Литмир - Электронная Библиотека

— Хотелось бы только знать, — говорил старый Бернгейм в клубе, — когда эти сорванцы находят время учиться! О науках он совсем ничего не пишет.

Фабрикант Ланг, который имел с Англией «наилучшие отношения» и не допускал никаких сомнений в методике обучения в университете, ответил не без легкого негодования:

— Уж англичане-то знают, что делают! Взгляните только на английских господ, которые понимают больше нашего! В здоровом теле здоровый дух, видите ли, — вот их принцип!

— Mens Sana in corpore sano, — поспешно отозвались на это четверо или пятеро господ одновременно, с такой горячностью перекрикивая друг друга, что лишь одному удалось досказать цитату до конца.

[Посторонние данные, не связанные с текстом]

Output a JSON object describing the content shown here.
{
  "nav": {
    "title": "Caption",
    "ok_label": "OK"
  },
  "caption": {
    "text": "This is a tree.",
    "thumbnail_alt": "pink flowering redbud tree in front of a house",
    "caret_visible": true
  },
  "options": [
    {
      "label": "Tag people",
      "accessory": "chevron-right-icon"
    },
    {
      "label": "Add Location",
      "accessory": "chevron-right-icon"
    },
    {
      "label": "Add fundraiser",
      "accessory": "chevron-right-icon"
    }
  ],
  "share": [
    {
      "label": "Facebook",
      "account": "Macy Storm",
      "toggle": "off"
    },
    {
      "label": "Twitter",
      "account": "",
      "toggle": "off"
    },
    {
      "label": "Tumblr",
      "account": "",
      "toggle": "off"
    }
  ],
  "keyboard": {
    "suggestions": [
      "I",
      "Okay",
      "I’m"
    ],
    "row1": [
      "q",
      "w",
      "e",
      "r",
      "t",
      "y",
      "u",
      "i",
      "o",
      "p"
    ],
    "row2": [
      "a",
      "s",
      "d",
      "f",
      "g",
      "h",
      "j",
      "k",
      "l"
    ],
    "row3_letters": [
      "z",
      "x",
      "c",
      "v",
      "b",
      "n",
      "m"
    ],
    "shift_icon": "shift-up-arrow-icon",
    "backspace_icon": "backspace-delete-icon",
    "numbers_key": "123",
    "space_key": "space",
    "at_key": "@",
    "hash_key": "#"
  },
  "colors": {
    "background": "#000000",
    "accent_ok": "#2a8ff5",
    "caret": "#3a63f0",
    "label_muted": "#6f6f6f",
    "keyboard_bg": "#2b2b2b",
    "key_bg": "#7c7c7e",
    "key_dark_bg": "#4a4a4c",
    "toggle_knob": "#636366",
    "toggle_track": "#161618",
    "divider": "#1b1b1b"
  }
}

Господин Ланг, которому стало досадно, что не он сам привел эту классическую мудрость на языке оригинала, поспешил бросить карты на стол и произнести впервые за долгие годы: «Alea jacta est!» Из этого со всей очевидностью следовало, что все наши господа-англоманы были совершенными гуманистами — в ренессансном значении этого слова.

И начался тарок.

Здесь уместно припомнить, что любовное приключение старого господина Бернгейма уже через несколько недель после исчезновения артистки бесследно выветрилось из памяти людской. Прямо-таки рекорд забывчивости, если принять во внимание значительное число недоброжелателей и завистников у Феликса Бернгейма. Из этого можно сделать вывод, что людям не нравится, когда даже неприятное им авторитетное лицо рискует своей репутацией. История эта не имела особых далеко идущих последствий, кроме перевода зятя и переезда дочери. Госпожа Бернгейм давно уже пребывала у своего домашнего очага. Возможно, она еще хранила в сердце горькое чувство к своему мужу, но «держала себя безукоризненно», как о ней говорили, и ни с кем не делилась своими переживаниями. Она обладала заурядным, но вполне здравым — внутри своих узких границ — умом, и самомнения ей было не занимать. Случалось, она высказывала суждение о каком-нибудь министре или писателе, о Ренессансе или религии или о чем-нибудь еще в том же пренебрежительном тоне, в каком говорила обыкновенно о домашней прислуге. А иногда капризным голоском изрекала какую-нибудь несуразность, которую непременно сочли бы симпатичной и даже очаровательной, будь госпожа Бернгейм моложе лет на тридцать. Казалось, ее хорошенький свежий ротик однажды так восхитил своею глупостью весь мир, что обладательница его мало-помалу уверилась, будто ей позволено вмешиваться во все, чего она не понимала. Она забыла, что постарела. Забыла настолько прочно, что, несмотря на свои седые волосы, которые потихоньку подкрашивала, в те мгновения, когда она произносила глупость, прежний девичий блеск возвращался на увядшие черты ее лица, и тогда на миг можно было увидеть, как над ним витает призрак ее юности. Однако призрак этот исчезал очень быстро, а отзвук произнесенной глупости долго еще парил в воздухе; слушатели же пребывали в замешательстве, пока господин Бернгейм прилагал тщетные усилия спасти положение плоской остротой.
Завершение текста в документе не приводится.